等電位ボンディングの意味および必要性、等電位ボンディングできない場合の対応策などについて教えて下さい。
建物への落雷時には、建物内部の金属製部材や設備機器間で電位差が発生し、火花放電の発生や感電の危険性、または設備機器類の絶縁破壊の危険性などが生じます。また近傍への落雷時に建物に引き込まれている電力線や通信線、接地線を通じて雷サージ(雷の影響により発生する異常電圧・電流)が侵入し、電気・電子機器類の絶縁破壊を生じる場合があります。
等電位ボンディングは、JIS Z 9290-3 における「内部雷保護システム」と JIS Z 9290-4 の「電気設備の保護」にまたがって関連する考え方になります。具体的には電位差を抑制するために建物内の金属製部材や設備機器間を、直接、導体等により接続して「等電位化(等電位ボンディング)」を図ります。ただし、
① 電力線、通信線など常時電気が流れている回路は勿論、直接導体を接続することはできません。(短絡、地絡に至る)
このような直接的に等電位ボンディングできない箇所は、SPD(Surge Protective Device : サージ防護デバイス)という「常時は絶縁状態であり、雷サージのような異常電圧の発生時のみ動作(導通)しサージ電流を放流する」機能を持つデバイスを介して接地システムに接続します。
② またB種接地極やその他、単独接地する必要のある個別の機能用接地極がある場合も、直接導体を接地システムに接続し、等電位ボンディングを図る訳にいきません。
このような場合には接地間用の SPD を用いて接地極間を接続し、雷サージによる電位差が発生した場合にのみ接地極間を短絡(接続)させる方法が効果的です。

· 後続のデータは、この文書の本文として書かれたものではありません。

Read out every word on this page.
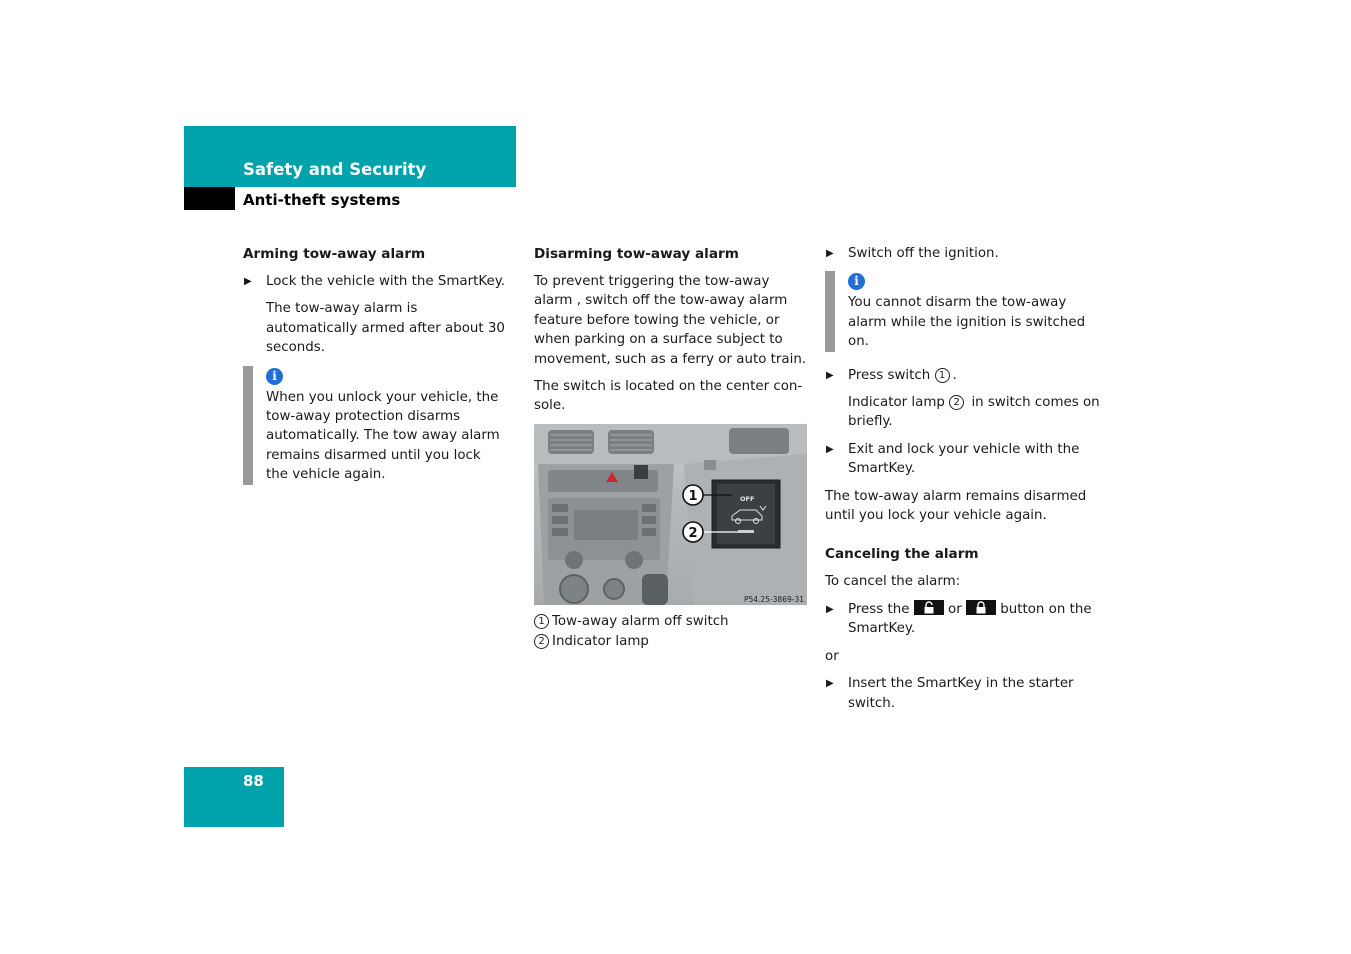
Safety and Security
Anti-theft systems
Arming tow-away alarm

▶ Lock the vehicle with the SmartKey.

The tow-away alarm is automatically armed after about 30 seconds.

i

When you unlock your vehicle, the tow-away protection disarms automatically. The tow away alarm remains disarmed until you lock the vehicle again.

Disarming tow-away alarm

To prevent triggering the tow-away alarm , switch off the tow-away alarm feature before towing the vehicle, or when parking on a surface subject to movement, such as a ferry or auto train.

The switch is located on the center con-sole.

OFF
1
2
P54.25-3869-31

1 Tow-away alarm off switch

2 Indicator lamp

▶ Switch off the ignition.

i

You cannot disarm the tow-away alarm while the ignition is switched on.

▶ Press switch 1 .

Indicator lamp 2 in switch comes on briefly.

▶ Exit and lock your vehicle with the SmartKey.

The tow-away alarm remains disarmed until you lock your vehicle again.

Canceling the alarm

To cancel the alarm:

▶ Press the	or	button on the SmartKey.

or

▶ Insert the SmartKey in the starter switch.

88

このように、直接的にボンディング出来ない箇所が電気設備には必ず存在するため、① ② に示す SPD を用いた等電位化の考え方が必要になります。また、「電気設備技術基準の解釈」第18条や、その他関連箇所も確認します。
ちなみに SPD は Surge Protective Device の略称であり従来から「避雷器」「保安器」「アレスタ」などと呼ばれていた雷保護装置の内、JIS C 5381-11(低圧電源用SPD)、JIS C 5381-21(通信用SPD)に準拠して設計・製作されたものの総称になります。
「JIS Z 9290-4:雷保護-第4部 : 建築物等内の電気及び電子システム」などを参考に電力線、通信線など侵入経路ごとに発生する雷サージの大きさ、保護対象機器の耐電圧を考慮して SPD を選定し、LPZ (Lightning Protection Zone : 雷保護ゾーン) の考え方を採用して多段階に設置することが効果的といえます。